3. Crisis del Canal de Suez y de los misiles de Cuba

 

     El caso de Suez en 1956 presenta caracteres muy distintos a los de Corea y Vietnam. En Suez hubo realmente una amenaza de guerra atómica por parte de los soviéticos, aunque rápidamente superada por la actitud conciliadora de los americanos.

     En 1956 las cosas habían cambiado mucho geoestratégicamente hablando. La URSS era ya una verdadera potencia atómica. Aunque no había alcanzado aún la estricta paridad atómica con los americanos, se hallaba ya en condiciones de causar a éstos enormes daños. Podía, por ejemplo, enviar bombarderos atómicos sobre el propio territorio americano y destruir en unas cuantas horas lo más importante de las principales ciudades americanas. Por otra parte, los científicos rusos se hallaban más adelantados que los americanos en sus trabajos para lograr lo que había de ser una mutación importantísima en la estrategia nuclear: la fabricación de misiles atómicos.

     En estas condiciones, los americanos se veían obligados a respetar a los soviéticos y a contar con ellos para todas las cuestiones importantes. A punto de acabarse el monopolio atómico americano, había empezado a funcionar lo que algunos llamarán el «duopolio», es decir, el reparto del poder mundial entre las dos superpotencias.

     La crisis de Oriente Medio se produce a partir de la instalación del Estado de Israel, al término del mandato británico en Palestina, en 1948. En el 55 Francia e Inglaterra tratan de seguir jugando su papel tradicional en aquellos territorios. Mientras los árabes se enfrentan con los israelíes, EE.UU. y la URSS hacen pesar su influencia en favor de unos u otros. La situación se degrada rápidamente.

     En un primer momento, Israel es apoyado por la URSS, que le suministra abundante armamento durante el difícil período de su establecimiento en territorios palestinos. Pero, por diversas razones el Estado de Israel pasa rápidamente a la órbita de los EE.UU., en la que se mantendrá hasta el presente.

     Francia y Gran Bretaña apoyan también a Israel, con objetivos políticos no demasiado claros. Su actitud ante el conflicto árabe-israelí en aquel momento ha sido considerada como «una reacción emotiva de gobiernos colonialistas heridos en su orgullo por un rebelde del tercer mundo» —según las palabras, un tanto duras, de Aníbal Romero.

     El conflicto estalla al aproximarse las fuerzas israelíes al canal, en rápido avance contra los egipcios.
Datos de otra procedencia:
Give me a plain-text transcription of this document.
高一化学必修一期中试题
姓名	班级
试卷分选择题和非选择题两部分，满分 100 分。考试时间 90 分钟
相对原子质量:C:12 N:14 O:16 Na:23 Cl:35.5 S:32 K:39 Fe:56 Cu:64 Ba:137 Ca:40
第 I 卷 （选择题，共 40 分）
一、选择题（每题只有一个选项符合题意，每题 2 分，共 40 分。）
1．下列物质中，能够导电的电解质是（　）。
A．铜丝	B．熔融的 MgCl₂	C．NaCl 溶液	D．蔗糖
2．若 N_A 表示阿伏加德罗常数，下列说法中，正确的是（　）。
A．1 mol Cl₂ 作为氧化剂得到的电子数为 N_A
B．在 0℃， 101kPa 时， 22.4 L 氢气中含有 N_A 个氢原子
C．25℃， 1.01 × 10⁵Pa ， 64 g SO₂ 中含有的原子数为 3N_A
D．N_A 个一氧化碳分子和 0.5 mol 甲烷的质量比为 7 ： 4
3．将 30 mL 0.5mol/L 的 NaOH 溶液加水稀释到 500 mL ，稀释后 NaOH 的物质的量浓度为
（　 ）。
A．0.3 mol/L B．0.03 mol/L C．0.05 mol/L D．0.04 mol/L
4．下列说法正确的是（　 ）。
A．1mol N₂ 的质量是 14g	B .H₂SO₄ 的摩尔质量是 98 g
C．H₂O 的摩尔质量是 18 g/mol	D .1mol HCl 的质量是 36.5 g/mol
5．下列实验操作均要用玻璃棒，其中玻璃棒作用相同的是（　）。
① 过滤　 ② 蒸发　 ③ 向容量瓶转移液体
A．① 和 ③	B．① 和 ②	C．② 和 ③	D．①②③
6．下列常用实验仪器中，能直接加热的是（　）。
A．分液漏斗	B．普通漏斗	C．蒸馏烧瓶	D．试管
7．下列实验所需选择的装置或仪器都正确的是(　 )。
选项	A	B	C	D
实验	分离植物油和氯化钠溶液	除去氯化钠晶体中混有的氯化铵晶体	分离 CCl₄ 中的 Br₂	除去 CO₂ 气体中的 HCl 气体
El 30 de octubre de 1956 los aliados franco-británicos dirigen un severo ultimátum a Egipto, del que se favorece netamente la acción militar de Israel, y se exige la recuperación del control del canal por los británicos.

     Transcurrido el plazo de este ultimátum, el 31 de octubre, los dos aliados inician sus bombardeos sobre el territorio egipcio. Es una acción imprudente que cae muy mal en casi todo el mundo y que contribuye a desacreditar la postura de los franco-británicos.
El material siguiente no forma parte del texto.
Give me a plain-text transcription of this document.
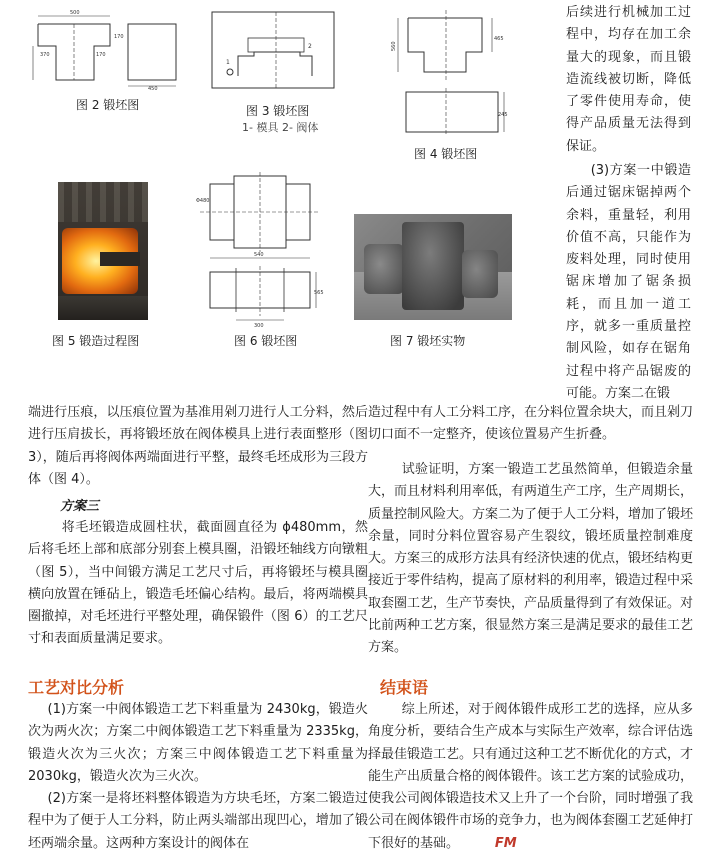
500
370	170
170
450
图 2 锻坯图
1
2
图 3 锻坯图
1- 模具 2- 阀体
560
465
245
图 4 锻坯图
图 5 锻造过程图
Φ480
540
565
300
图 6 锻坯图	图 7 锻坯实物

后续进行机械加工过程中，均存在加工余量大的现象，而且锻造流线被切断，降低了零件使用寿命，使得产品质量无法得到保证。

(3)方案一中锻造后通过锯床锯掉两个余料，重量轻，利用价值不高，只能作为废料处理，同时使用锯床增加了锯条损耗，而且加一道工序，就多一重质量控制风险，如存在锯角过程中将产品锯废的可能。方案二在锻

端进行压痕，以压痕位置为基准用剁刀进行人工分料，然后进行压肩拔长，再将锻坯放在阀体模具上进行表面整形（图 3），随后再将阀体两端面进行平整，最终毛坯成形为三段方体（图 4）。

方案三

将毛坯锻造成圆柱状，截面圆直径为 ϕ480mm，然后将毛坯上部和底部分别套上模具圈，沿锻坯轴线方向镦粗（图 5），当中间锻方满足工艺尺寸后，再将锻坯与模具圈横向放置在锤砧上，锻造毛坯偏心结构。最后，将两端模具圈撤掉，对毛坯进行平整处理，确保锻件（图 6）的工艺尺寸和表面质量满足要求。

工艺对比分析

(1)方案一中阀体锻造工艺下料重量为 2430kg，锻造火次为两火次；方案二中阀体锻造工艺下料重量为 2335kg，锻造火次为三火次；方案三中阀体锻造工艺下料重量为 2030kg，锻造火次为三火次。

(2)方案一是将坯料整体锻造为方块毛坯，方案二锻造过程中为了便于人工分料，防止两头端部出现凹心，增加了锻坯两端余量。这两种方案设计的阀体在

造过程中有人工分料工序，在分料位置余块大，而且剁刀切口面不一定整齐，使该位置易产生折叠。

试验证明，方案一锻造工艺虽然简单，但锻造余量大，而且材料利用率低，有两道生产工序，生产周期长，质量控制风险大。方案二为了便于人工分料，增加了锻坯余量，同时分料位置容易产生裂纹，锻坯质量控制难度大。方案三的成形方法具有经济快速的优点，锻坯结构更接近于零件结构，提高了原材料的利用率，锻造过程中采取套圈工艺，生产节奏快，产品质量得到了有效保证。对比前两种工艺方案，很显然方案三是满足要求的最佳工艺方案。

结束语

综上所述，对于阀体锻件成形工艺的选择，应从多角度分析，要结合生产成本与实际生产效率，综合评估选择最佳锻造工艺。只有通过这种工艺不断优化的方式，才能生产出质量合格的阀体锻件。该工艺方案的试验成功，使我公司阀体锻造技术又上升了一个台阶，同时增强了我公司在阀体锻件市场的竞争力，也为阀体套圈工艺延伸打下很好的基础。	FM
     Las superpotencias, sin necesidad de consultarse entre sí, empiezan a sentirse incómodas en su papel de gendarmes del mundo. En realidad ven la intervención franco-británica como una intromisión en un asunto que ellas mismas debían resolver por encima de las potencias menores. En tal situación, el 5 de noviembre de 1956, Nikolai Bulganin, jefe del gobierno soviético, dirige una carta al premier británico, Anthony Eden, en la que se insinúa la posibilidad de una represalia atómica de la URSS contra la Gran Bretaña. Algunas palabras del comunicado eran lo suficientemente claras para que los ingleses las entendieran en su verdadero sentido: «existen países que no tienen ninguna necesidad de enviar una flota o una fuerza aérea sobre las costas británicas y que podrían utilizar otros medios, como los misiles».
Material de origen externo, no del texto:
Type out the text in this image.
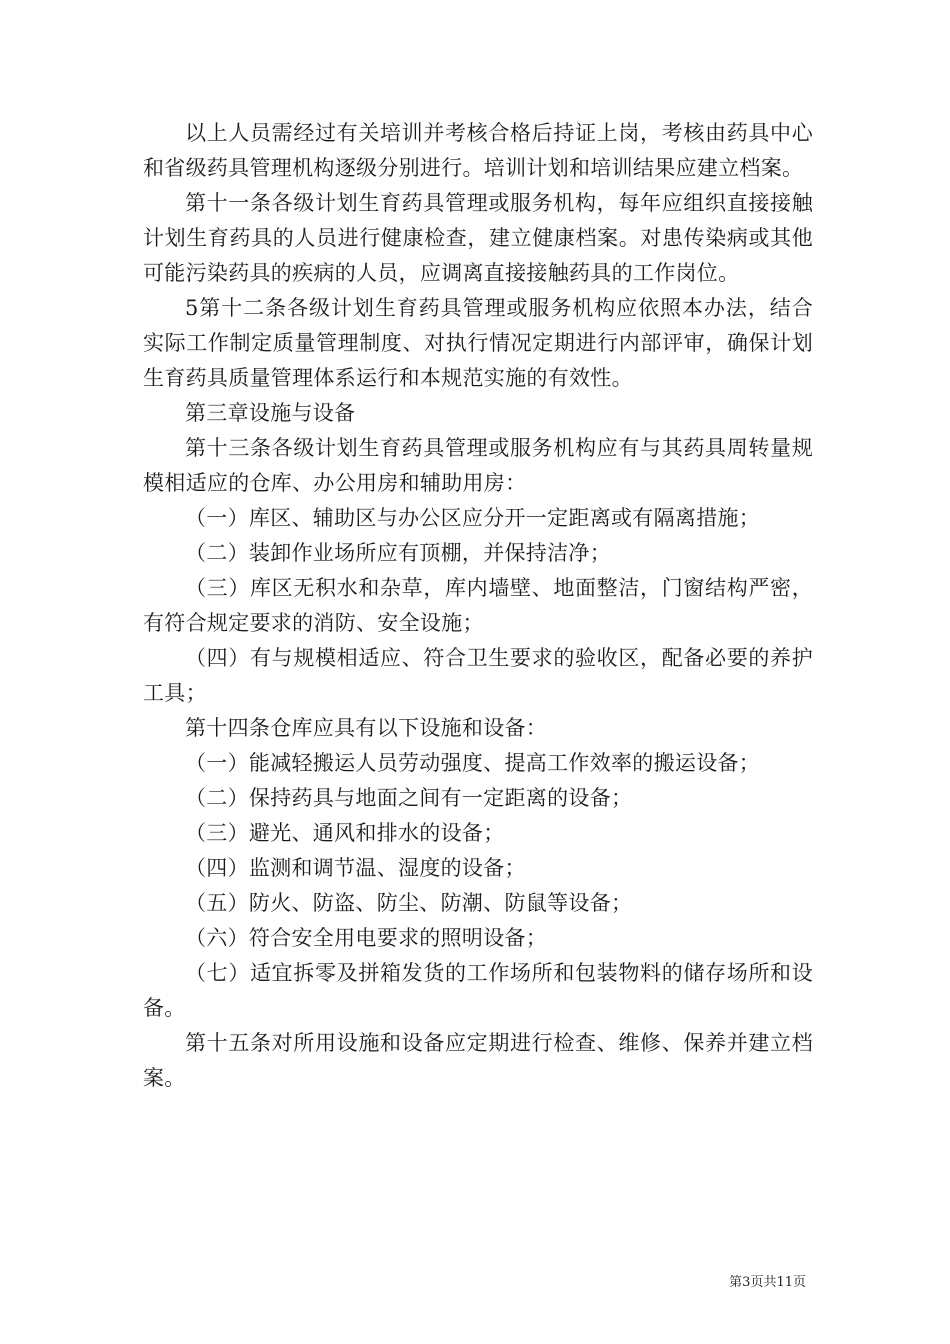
以上人员需经过有关培训并考核合格后持证上岗，考核由药具中心和省级药具管理机构逐级分别进行。培训计划和培训结果应建立档案。

第十一条各级计划生育药具管理或服务机构，每年应组织直接接触计划生育药具的人员进行健康检查，建立健康档案。对患传染病或其他可能污染药具的疾病的人员，应调离直接接触药具的工作岗位。

5第十二条各级计划生育药具管理或服务机构应依照本办法，结合实际工作制定质量管理制度、对执行情况定期进行内部评审，确保计划生育药具质量管理体系运行和本规范实施的有效性。

第三章设施与设备

第十三条各级计划生育药具管理或服务机构应有与其药具周转量规模相适应的仓库、办公用房和辅助用房：

（一）库区、辅助区与办公区应分开一定距离或有隔离措施；

（二）装卸作业场所应有顶棚，并保持洁净；

（三）库区无积水和杂草，库内墙壁、地面整洁，门窗结构严密，有符合规定要求的消防、安全设施；

（四）有与规模相适应、符合卫生要求的验收区，配备必要的养护工具；

第十四条仓库应具有以下设施和设备：

（一）能减轻搬运人员劳动强度、提高工作效率的搬运设备；

（二）保持药具与地面之间有一定距离的设备；

（三）避光、通风和排水的设备；

（四）监测和调节温、湿度的设备；

（五）防火、防盗、防尘、防潮、防鼠等设备；

（六）符合安全用电要求的照明设备；

（七）适宜拆零及拼箱发货的工作场所和包装物料的储存场所和设备。

第十五条对所用设施和设备应定期进行检查、维修、保养并建立档案。

第3页共11页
     La alusión a una represalia atómica soviética aparece clara: la reacción franco-británica está fuera de lugar y hay que acabar con aquello.

     Foster Dulles interviene en ese momento en apoyo de la postura soviética. Amonesta a sus aliados europeos invitándoles a actuar de modo más razonable y emplea incluso la amenaza, haciendo saber al Gobierno británico que, si no se aviene a razones, le será retirada la ayuda económica americana.

     Ante tan poderosas razones, franceses y británicos deciden retirar sus barcos y sus aviones del Canal y el incidente queda terminado. Los aliados no recuperarán ya nunca su antigua influencia sobre el Oriente medio. El «duopolio» ha funcionado por primera vez.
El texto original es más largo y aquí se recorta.